Too many web sites need remediation as users encounter problems even when keying the correct ID and password. Maybe there was a legitimate mistake by the person signing on but when the same result occurs after careful entry, that’s a site problem – a software bug. You might be able to have your password sent to you in an email. I doubt that is possible – many sites don’t have your password – but you will get an email with a new one that’s easy to remember, such as YQSKPHW. Then you can change that obnoxious password to another.

I was looking for year-end statements for an investment site, which I zeroed out at the end of 2014. I clicked on access my account and then wound up at another screen on which I press LOG IN TO MY ACCOUNT. If you think this is overkill, read on. The next screen has a place to enter my ID and under it are the words: Where do I enter my pin? This means I need go to two more screens and hope to get on the account. Entering the correct ID, I have to answer three security questions and then my regular password. By this time, I had forgotten it but checked my cheat seat and then logged on. There I see these words with an option: Would you like to update the saved password for xxxxxxxxx? I thought I had already done that. Perhaps this had to be done daily. People are so obsessed with security and use it as a lame excuse, resulting in nothing being accomplished, or if so with too much trouble.

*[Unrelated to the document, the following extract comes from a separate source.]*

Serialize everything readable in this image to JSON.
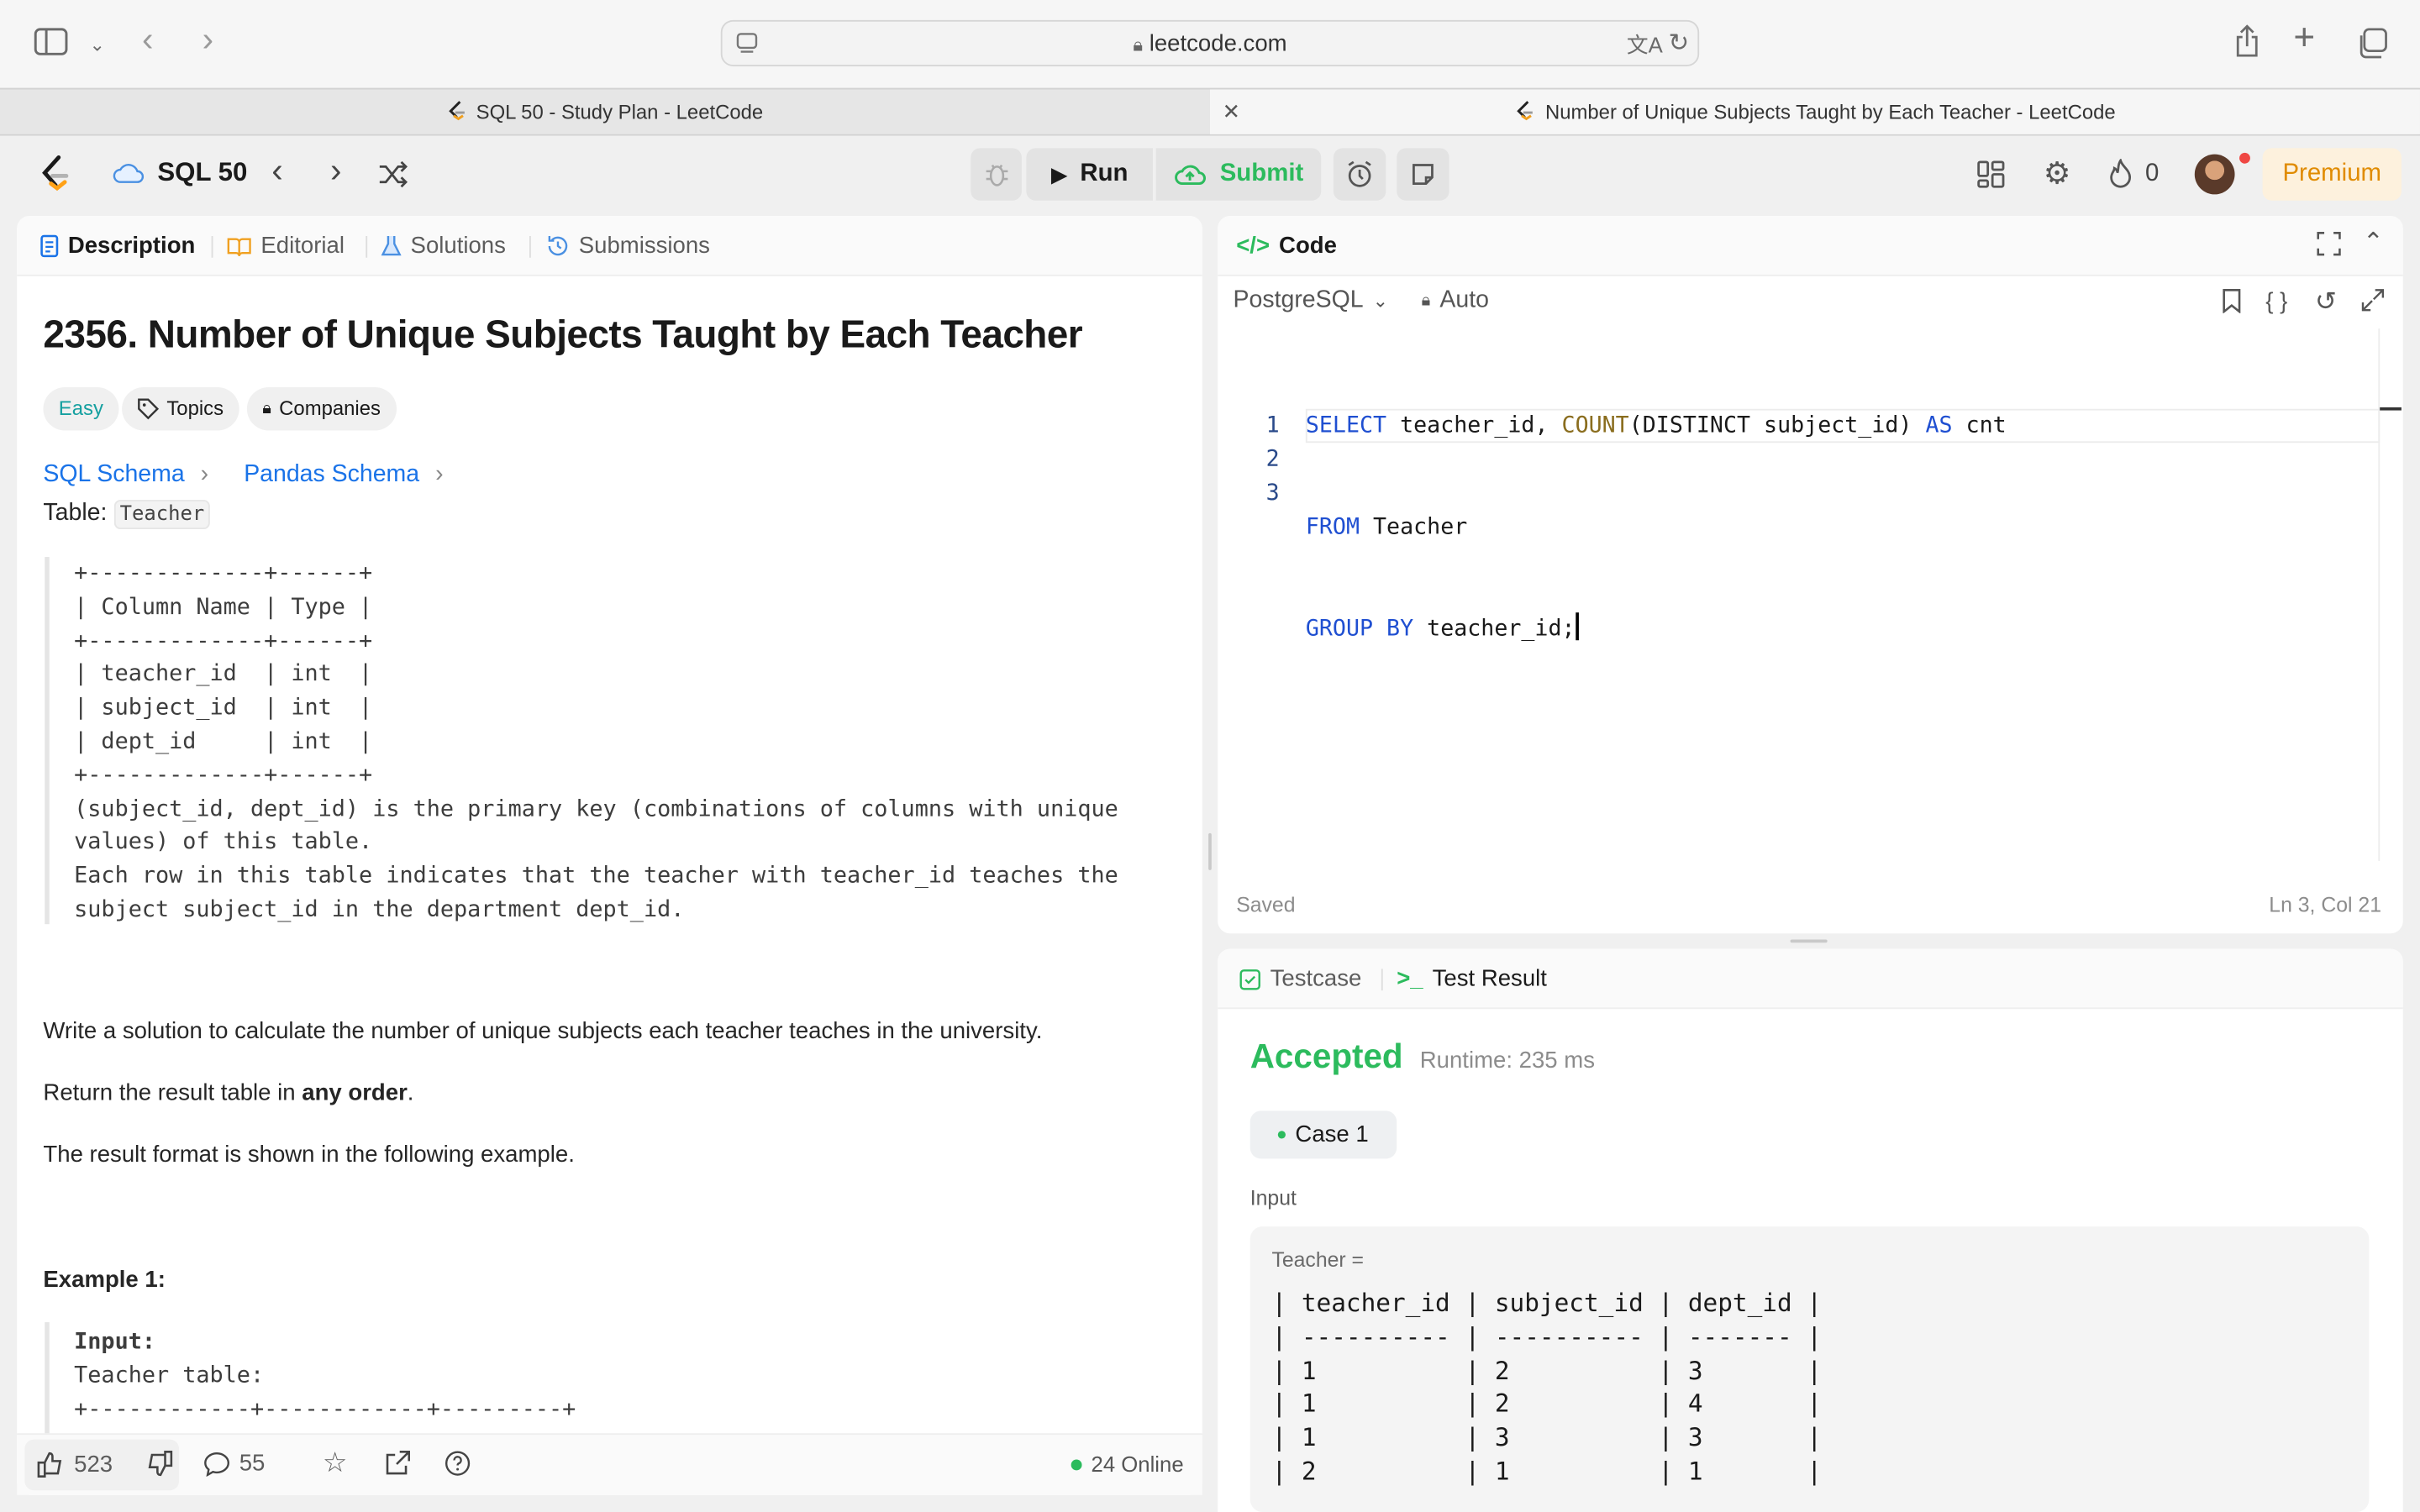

Before that, on this same site, trying to logon on, I had to answer three security statements. This situation was puzzling because not only did I have to provide answers, but also questions. I don’t recall that craziness before, or maybe I should call it lunacy. Web designers for this business probably went to cosmology school instead of getting computer educated.

Many times I asked the question posed by the title of this chapter regarding my tangles with technology – a tango with tech is out of the question. As creator of this treatise, I’ve taken on the assignment as the tech crusader, which is not affiliated with the Catholic Church of the last millennium. My advice is to turn it off as much as possible and not becoming addicted to it but also understanding that we really can’t live without it. I mentioned the E life method in chapter five and there’s an important addition: Eradicate tech and our relying on it so much in our lives. Besides that method, I’ve offered many ideas before so I won’t repeat them here. Less technology means better health, less stress, more time for living, family and friends as well as less frustration.

The title of the chapter is that of a 1971 song by the late Marvin Gaye from an album of the same name. Selling over two million copies, it was at the top of the Hot Soul Singles chart for over a month as well as reaching the second spot on the Billboard Hot 100 list.